China’s Communism Is Financed With Fiat Money
The moment of reckoning for the mandarins at Beijing intertwines both a debt crisis and a monetary crisis and raises questions over the honesty of its money.
Communist China’s struggle to shore up its yuan as it contends with a growing meltdown in its housing markets is a reminder, as it was during America’s borrowing ceiling debacle, that today’s debt crises are intertwined with a monetary crisis. This is a “moment of reckoning,” says Zhou Xin of the South China Morning Post, as the bubble caused by the “monetization” of China’s real estate market looks to be popping.
One of China’s premier problems, in an echo of the inflation of asset prices in America since we abandoned the gold standard, is that the run-up in real estate prices is denominated in a fiat currency — the yuan — with no basis in real value, like gold or silver. So while Mr. Zhou notes that the rise of China’s real estate market in the last 25 years seemed to be “one of the most phenomenal wealth-creation stories in history,” he now sees “signs the party is coming to an end.”
Or, it could be said, there was less there than the fiat currency could fetch.
The Financial Times points to “alarm among observers” of China’s economy, especially after missed bond payments by developer Country Garden and fears over private wealth manager Zhongzhi. The “secretive shadow banking giant,” Bloomberg says, has missed payments owed to customers, exposing “hidden financial dangers.” The firm’s troubles could prove to be “the canary in the coal mine,” one analyst tells the FT, evoking fears of a “Lehman moment.”

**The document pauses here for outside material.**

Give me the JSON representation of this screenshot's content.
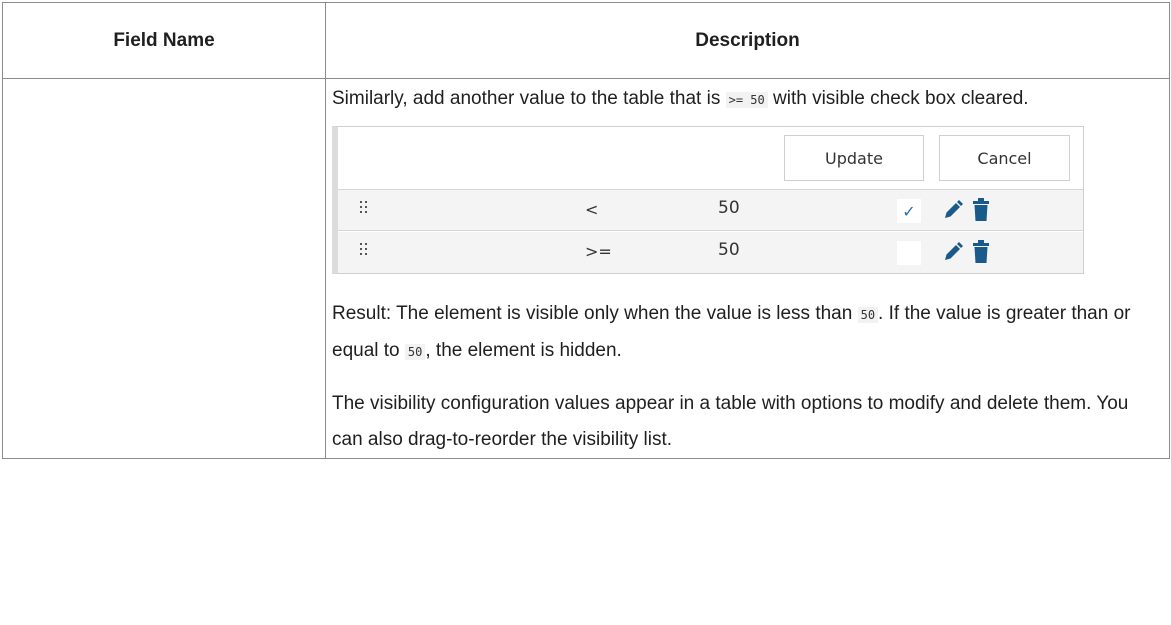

Zhongzhi’s troubles have “sparked protests” in China, Bloomberg reports, prompting police “to order disgruntled clients not to go public in their desperation to recoup losses.” Another real estate giant, Evergrande, is “struggling to avoid defaulting on $340 billion in debt,” AP says. JPMorgan analysts are warning of “a vicious cycle.” This is the context in which China is pouring more than $100 billion, the FT reports, in an effort to stop a slide in the Yuan.
On Monday, China’s central bank is expected “to make the biggest cuts of the year” to interest rates, the FT reports, to stimulate the troubled economy. The authorities, too, are eyeing cuts to “foreign-exchange reserve requirements,” Bloomberg says, as a last-ditch effort to “prevent a rapid depreciation in the currency.” They also want “state-owned banks to step up intervention in the currency market,” as a “broader sense of gloom” is spreading.
The “yuan is tumbling toward the weakest level since 2007,” Bloomberg reports, a black eye for the Chinese currency at a time when the Beijing regime is among those touting efforts to develop an alternative to the dollar as a vehicle for global trade. Yet it’s hard to see the troubles of China’s yuan as a vindication for the greenback. The dollar may appear strong by contrast. Yet both the yuan and the dollar are fiat currencies with no intrinsic value.
President Trump alludes to this in his recent interview with our Lawrence Kudlow. In “a keen insight about money,” Mr. Kudlow reports, Mr. Trump spoke of protecting a strong dollar — though as president he backed sub-zero interest rates that hardly bolstered the greenback. “I’m not just talking about the value of our currency,” Mr. Trump said. “I’m talking about our currency being used throughout the world,” adding “We have something that’s very powerful and that’s our dollar all over.”
It’s true that in comparison to other fiat currencies, the dollar may be riding high. Yet it is close to a historic low in terms of the classic measure of monetary value, gold. When President Nixon abandoned the last vestige of the gold standard by breaking America’s commitment under Bretton Woods in 1971, the dollar was defined as a 35th of an ounce of gold. It has since shed some 98 percent of its value, plummeting to an 1,888th of an ounce.
The gold standard’s end led to America’s twinned spiral of inflation and debt. Requiring dollars to be convertible at a legally fixed rate into silver or gold was a brake on spending and borrowing. The Fed now creates billions of fiat dollars with mere keyboard strokes, creating what we’ve called the “illusion of wealth.” The same point applies to the property bubble under China’s fiat yuan. For both nations, restoring real growth requires a return to honest money.